The current multidimensional warfare concepts envision interconnected combat formations: the individual soldiers, their land-, air-, sea-, cyber- and space-platforms as well as robots, drones and other unmanned systems operate together to master operations that run partly in parallel at different intensity levels across all domains and in all dimensions.

AI Shortens Kill Chains

On the digitized battlefield, the actors—horizontally, vertically and increasingly multinationally networked—whether human or machine—continuously feed information into the shared network, automatically or on demand. This is intended to provide all participants with a current situational picture at all times in order to shorten the sensor-to-effector chains or “kill chains”: enemy forces can be interrogated, classified and engaged more quickly. Artificial intelligence (AI) supports the unit commander in evaluating the flood of information and in preparing decisions.

For the dismounted soldier, the radios and command equipment of his soldier system form the interfaces for digital operations command. Platforms—even unmanned systems—act as “digital nodes” thanks to their digital radio equipment. Unmanned systems (abbreviated “UxS” = Unmanned/Uncrewed System; the “x” is replaced by the respective dimension or domain) can be operated by the dismounted soldier via remote controls or ground control stations. Increasingly, however, this can also be done through the communications and command equipment of the soldier system.

In current and anticipated projects, this aspect will come more to the foreground.
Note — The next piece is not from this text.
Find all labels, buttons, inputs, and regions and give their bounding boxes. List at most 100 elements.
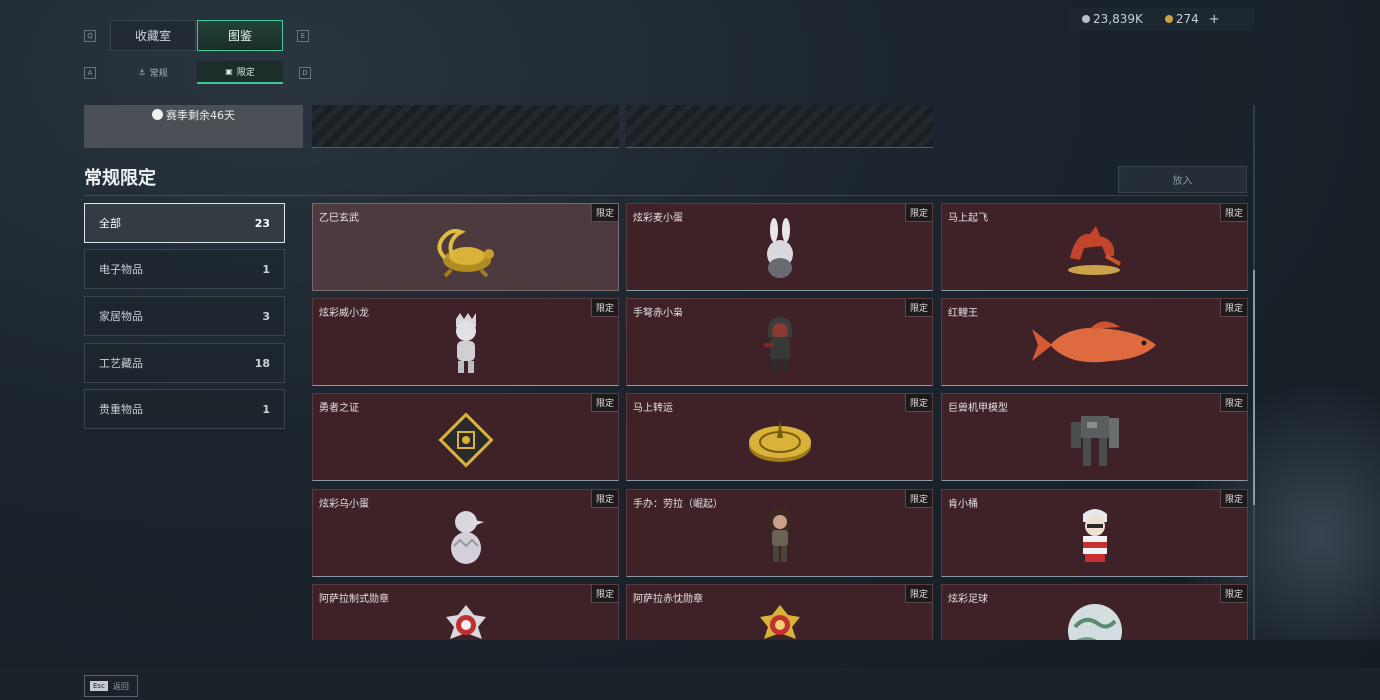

The PESCO project “Next Generation Dismounted Soldier System (NGSS)” explicitly provides that, among other things, through the “integration of advanced technologies such as Unmanned Aerial Systems (UAS), Unmanned Ground Systems (UGS) and remotely operated autonomous systems, Cyber Electro Magnetic Activities (CEMA) measures, AI and Augmented Reality (AR) solutions, Mesh-Mobile ad-hoc networks (Mesh-MANET) and satellite communication technologies” the “combat capabilities and the effectiveness of soldiers in high-intensity combat scenarios” should be improved, “especially by reducing cognitive and physical burden.”